Ma la truppa italiana non finisce qui: altri 4 in Orizzonti, dall’apertura di Susanna Nicchiarelli, (Nico, 1988) a La vita in comune di Edoardo Winspeare, passando per l’animazione Gatta Cenerentola (girato a otto mani, da Alessandro Rak, Ivan Cappiello, Marino Guarnieri e Dario Sansone) e l’opera prima di Cosimo Gomez, Brutti e cattivi (titolo che chiaramente omaggia il capolavoro di Scola), incentrato sulle scorribande di un clan formato da disabili, con Claudio Santamaria e Marco D’Amore: dopo Lo chiamavano Jeeg Robot (lisciato due anni fa da Venezia) un altro piccolo, grande cult?
“Negli anni passati – ha spiegato Barbera – mi sono spesso lamentato delle troppe produzioni italiane, dove un eccesso di quantità limitava la qualità. Questa volta, invece, la qualità è tanta e per la prima volta dopo molto tempo ci siamo trovati di fronte a tanti film interessanti, soprattutto a molti giovani autori che provano a uscire dai soliti schemi, con modelli capaci di confrontarsi con il cinema internazionale. Un fenomeno molto importante, che coinvolge sia il cinema d’autore che quello di genere”.
Fenomeno che porta, se non abbiamo contato male, 11 lungometraggi, 9 documentari, 1 mediometraggio, 4 cortometraggi e una serie tv (Suburra, la prima produzione italiana targata Netflix), ad animare questa 74. Mostra, ancora una volta – almeno sulla carta, poi avremo modo di giudicarlo vedendo i film – capace di intercettare i flussi (sì, c’è anche Human Flow di Ai Weiwei, doc sulle migrazioni di cui già si dicono meraviglie…) della cinematografia internazionale, portando in concorso ben 15 (su 21) registi che mai avevano gareggiato per il Leone d’Oro.

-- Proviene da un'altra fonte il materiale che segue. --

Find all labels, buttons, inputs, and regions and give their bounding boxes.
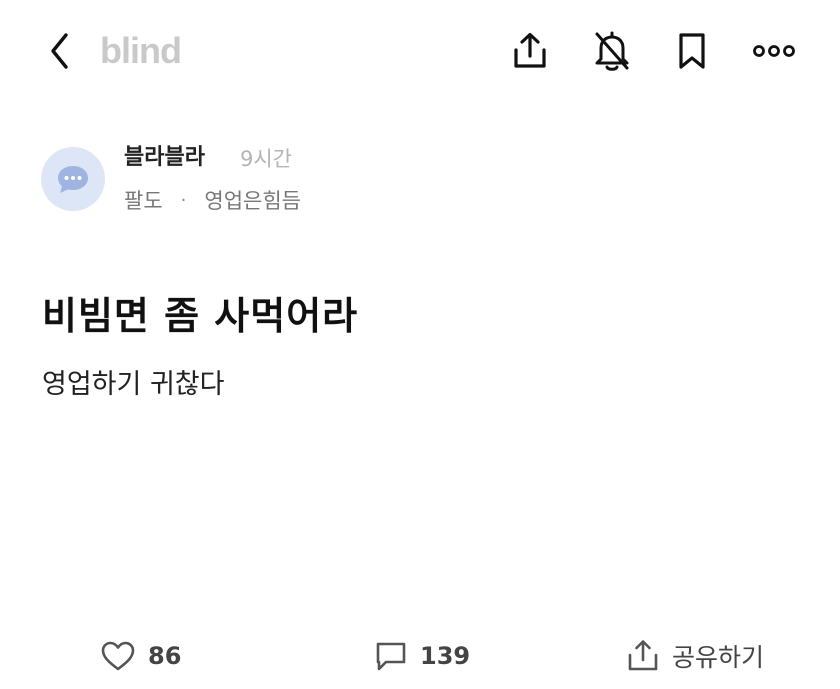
share-button[interactable] [508,28,552,74]
bell-off-icon [595,31,629,71]
avatar[interactable] [41,147,105,211]
author-company[interactable]: 팔도 [124,185,163,215]
back-button[interactable] [40,30,80,72]
like-button[interactable]: 86 [100,634,181,678]
share-label: 공유하기 [672,643,765,672]
chat-bubble-avatar-icon [58,166,88,193]
post-time: 9시간 [240,147,293,171]
bookmark-button[interactable] [670,28,714,74]
share-post-button[interactable]: 공유하기 [626,634,764,678]
notification-toggle-button[interactable] [590,28,634,74]
heart-icon [101,641,135,671]
more-dots-icon [753,45,795,57]
meta-separator: · [180,189,187,211]
bookmark-icon [679,33,705,69]
app-logo: blind [100,30,182,71]
more-options-button[interactable] [752,28,796,74]
post-body: 영업하기 귀찮다 [42,369,225,400]
comment-count: 139 [420,642,471,670]
comment-icon [376,642,406,671]
author-meta: 팔도 · 영업은힘듬 [124,184,301,216]
comment-button[interactable]: 139 [374,634,470,678]
top-bar: blind [0,0,840,100]
post-title: 비빔면 좀 사먹어라 [42,294,359,338]
author-name[interactable]: 블라블라 [124,142,205,174]
post-topic[interactable]: 영업은힘듬 [204,185,301,215]
like-count: 86 [148,642,182,670]
chevron-left-icon [51,33,68,69]
share-upload-icon [628,640,658,671]
share-upload-icon [514,32,546,68]
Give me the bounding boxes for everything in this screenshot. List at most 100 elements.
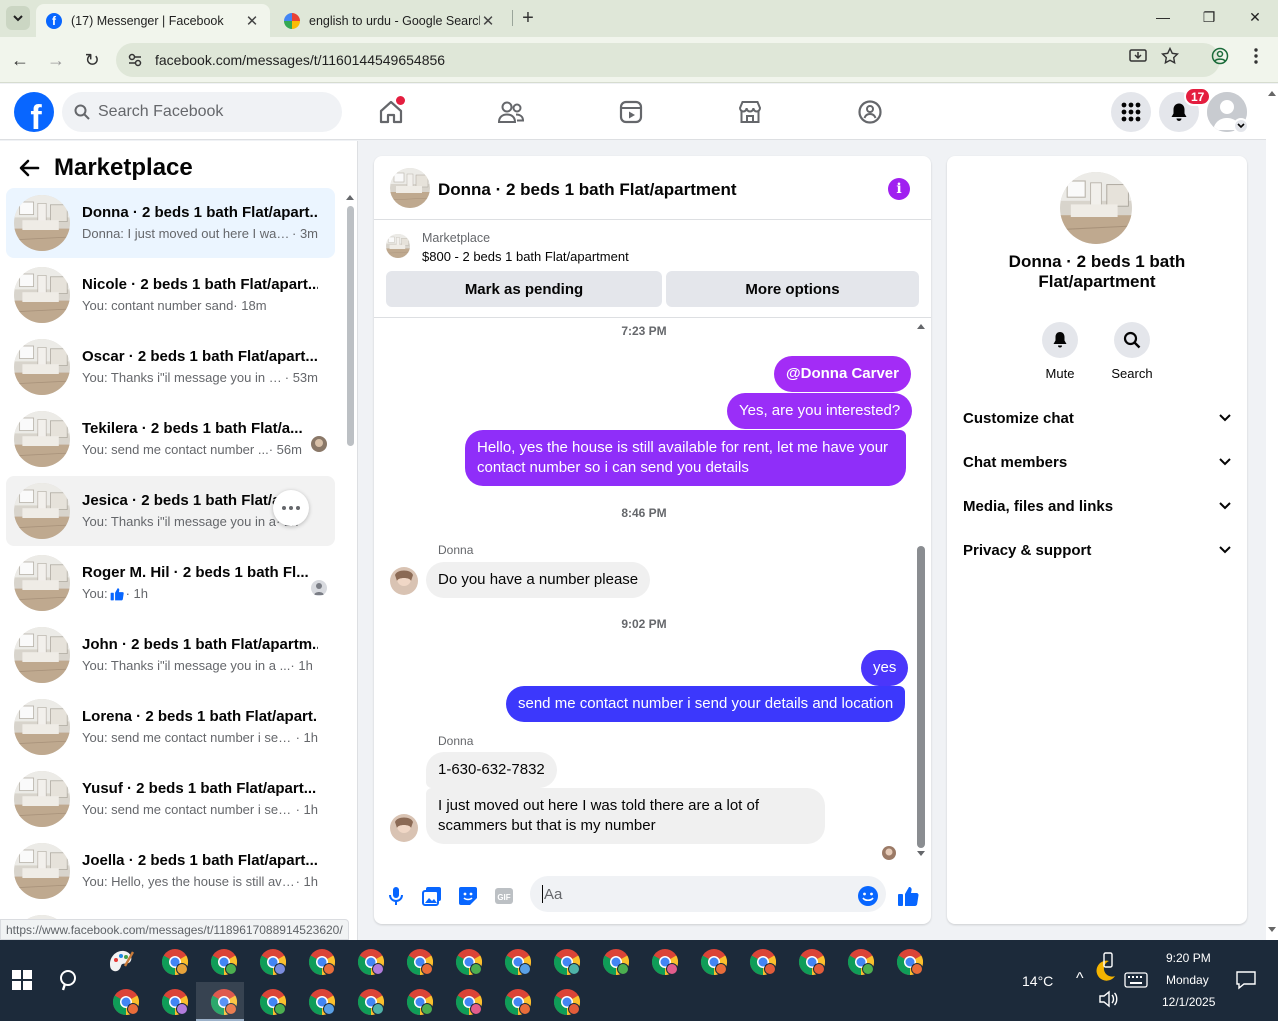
emoji-icon[interactable] <box>857 885 879 907</box>
forward-button[interactable]: → <box>42 46 70 74</box>
facebook-logo-icon[interactable]: f <box>14 92 54 132</box>
tab-google-search[interactable]: english to urdu - Google Search ✕ <box>274 4 506 37</box>
sidebar-scroll-thumb[interactable] <box>347 206 354 446</box>
conversation-item[interactable]: Lorena · 2 beds 1 bath Flat/apart... You:… <box>6 692 335 762</box>
search-in-conversation-button[interactable]: Search <box>1102 322 1162 381</box>
home-icon[interactable] <box>375 96 407 128</box>
keyboard-icon[interactable] <box>1124 972 1148 988</box>
windows-start-icon[interactable] <box>12 970 32 990</box>
facebook-search-input[interactable]: Search Facebook <box>62 92 342 132</box>
tab-search-button[interactable] <box>6 6 30 30</box>
customize-chat-section[interactable]: Customize chat <box>963 398 1231 438</box>
chat-avatar[interactable] <box>390 168 430 208</box>
contact-avatar[interactable] <box>1060 172 1132 244</box>
sticker-icon[interactable] <box>457 885 479 907</box>
chrome-profile-taskbar-icon[interactable] <box>455 988 483 1016</box>
close-window-button[interactable]: ✕ <box>1232 0 1278 34</box>
chrome-profile-taskbar-icon[interactable] <box>406 948 434 976</box>
conversation-more-options-button[interactable] <box>273 490 309 526</box>
photo-icon[interactable] <box>421 885 443 907</box>
message-bubble-outgoing[interactable]: @Donna Carver <box>774 356 911 392</box>
address-bar[interactable]: facebook.com/messages/t/1160144549654856 <box>116 43 1220 77</box>
browser-menu-icon[interactable] <box>1245 45 1267 67</box>
close-tab-icon[interactable]: ✕ <box>244 12 260 30</box>
mute-button[interactable]: Mute <box>1030 322 1090 381</box>
minimize-button[interactable]: — <box>1140 0 1186 34</box>
conversation-item[interactable]: Oscar · 2 beds 1 bath Flat/apart... You: … <box>6 332 335 402</box>
clock-day[interactable]: Monday <box>1166 973 1209 987</box>
reload-button[interactable]: ↻ <box>78 46 106 74</box>
chrome-profile-taskbar-icon[interactable] <box>308 948 336 976</box>
chrome-profile-taskbar-icon[interactable] <box>798 948 826 976</box>
groups-icon[interactable] <box>854 96 886 128</box>
chrome-profile-taskbar-icon[interactable] <box>406 988 434 1016</box>
message-bubble-incoming[interactable]: 1-630-632-7832 <box>426 752 557 788</box>
page-scrollbar[interactable] <box>1266 84 1278 940</box>
message-bubble-incoming[interactable]: Do you have a number please <box>426 562 651 598</box>
chrome-profile-taskbar-icon[interactable] <box>112 988 140 1016</box>
conversation-item[interactable]: Joella · 2 beds 1 bath Flat/apart... You:… <box>6 836 335 906</box>
chrome-profile-taskbar-icon[interactable] <box>700 948 728 976</box>
gif-icon[interactable]: GIF <box>493 885 515 907</box>
weather-temperature[interactable]: 14°C <box>1022 973 1053 989</box>
chrome-profile-taskbar-icon[interactable] <box>161 948 189 976</box>
paint-app-taskbar-icon[interactable] <box>107 946 135 974</box>
chrome-profile-taskbar-icon[interactable] <box>455 948 483 976</box>
clock-time[interactable]: 9:20 PM <box>1166 951 1211 965</box>
site-info-icon[interactable] <box>124 49 146 71</box>
account-menu-chevron-icon[interactable] <box>1233 118 1249 134</box>
chat-members-section[interactable]: Chat members <box>963 442 1231 482</box>
taskbar-search-icon[interactable] <box>58 968 82 992</box>
message-bubble-outgoing[interactable]: Hello, yes the house is still available … <box>465 430 906 486</box>
listing-thumbnail[interactable] <box>386 234 410 258</box>
sender-avatar[interactable] <box>390 814 418 842</box>
close-tab-icon[interactable]: ✕ <box>480 12 496 30</box>
back-arrow-icon[interactable] <box>18 157 42 181</box>
back-button[interactable]: ← <box>6 46 34 74</box>
listing-price[interactable]: $800 - 2 beds 1 bath Flat/apartment <box>422 249 629 264</box>
chat-scrollbar[interactable] <box>915 321 927 861</box>
friends-icon[interactable] <box>495 96 527 128</box>
chrome-profile-taskbar-icon[interactable] <box>210 948 238 976</box>
device-icon[interactable] <box>1100 952 1116 968</box>
sidebar-scrollbar[interactable] <box>344 191 356 931</box>
bookmark-star-icon[interactable] <box>1159 45 1181 67</box>
conversation-item[interactable]: Nicole · 2 beds 1 bath Flat/apart... You:… <box>6 260 335 330</box>
restore-button[interactable]: ❐ <box>1186 0 1232 34</box>
chat-title[interactable]: Donna · 2 beds 1 bath Flat/apartment <box>438 180 737 200</box>
message-bubble-outgoing[interactable]: Yes, are you interested? <box>727 393 913 429</box>
chrome-profile-taskbar-icon[interactable] <box>357 988 385 1016</box>
chrome-profile-taskbar-icon[interactable] <box>161 988 189 1016</box>
volume-icon[interactable] <box>1098 990 1118 1008</box>
chrome-profile-taskbar-icon[interactable] <box>553 988 581 1016</box>
chrome-profile-taskbar-icon[interactable] <box>847 948 875 976</box>
clock-date[interactable]: 12/1/2025 <box>1162 995 1215 1009</box>
mark-as-pending-button[interactable]: Mark as pending <box>386 271 662 307</box>
show-hidden-icons-chevron-icon[interactable]: ^ <box>1076 970 1084 988</box>
more-options-button[interactable]: More options <box>666 271 919 307</box>
privacy-support-section[interactable]: Privacy & support <box>963 530 1231 570</box>
message-bubble-outgoing[interactable]: yes <box>861 650 909 686</box>
conversation-item[interactable]: John · 2 beds 1 bath Flat/apartm... You: … <box>6 620 335 690</box>
sender-avatar[interactable] <box>390 567 418 595</box>
chrome-profile-taskbar-icon[interactable] <box>357 948 385 976</box>
chrome-profile-taskbar-icon[interactable] <box>896 948 924 976</box>
chrome-profile-taskbar-icon[interactable] <box>553 948 581 976</box>
message-bubble-incoming[interactable]: I just moved out here I was told there a… <box>426 788 825 844</box>
new-tab-button[interactable]: + <box>516 6 540 30</box>
install-app-icon[interactable] <box>1127 45 1149 67</box>
marketplace-icon[interactable] <box>734 96 766 128</box>
tab-messenger[interactable]: f (17) Messenger | Facebook ✕ <box>36 4 270 37</box>
chrome-profile-taskbar-icon[interactable] <box>602 948 630 976</box>
chat-scroll-thumb[interactable] <box>917 546 925 848</box>
chrome-profile-taskbar-icon[interactable] <box>259 988 287 1016</box>
video-icon[interactable] <box>615 96 647 128</box>
notification-center-icon[interactable] <box>1236 970 1256 990</box>
message-input[interactable]: Aa <box>530 876 886 912</box>
profile-icon[interactable] <box>1209 45 1231 67</box>
chrome-profile-taskbar-icon[interactable] <box>749 948 777 976</box>
microphone-icon[interactable] <box>385 885 407 907</box>
thumbs-up-icon[interactable] <box>897 885 919 907</box>
chrome-profile-taskbar-icon[interactable] <box>504 948 532 976</box>
conversation-item[interactable]: Tekilera · 2 beds 1 bath Flat/a... You: s… <box>6 404 335 474</box>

Nelle pagine che seguono, dunque, proviamo ad “anticipare” queste tendenze, non dimenticando l’aspetto celebrativo che ogni grande Festival giustamente detiene e che quest’anno porta Venezia a consegnare il Leone d’Oro alla carriera a due mostri sacri come Robert Redford e Jane Fonda (pag. 40). Quest’ultima, da sempre in prima linea a battagliare per diritti civili e femminismo, sorta di nume tutelare della nutritissima truppa di dive (internazionali e italiane) che animeranno i giorni della Mostra: dalla presidente di giuria Annette Bening alle giurate Rebecca Hall, Jasmine Trinca e Anna Mouglalis, da Julianne Moore (Suburbicon di Clooney) a Jennifer Lawrence (Mother! di Aronofsky), da Penélope Cruz (Loving Pablo, Fuori Concorso) a Francis McDormand (Three Billboards Outside Ebbing, Missouri di McDonagh), da Charlotte Rampling (“one woman show” per Hannah di Pallaoro) a Helen Mirren (The Leisure Seeker) e Micaela Ramazzotti (Una famiglia). Ne dimentichiamo tante altre, cercheremo di farci perdonare al Lido.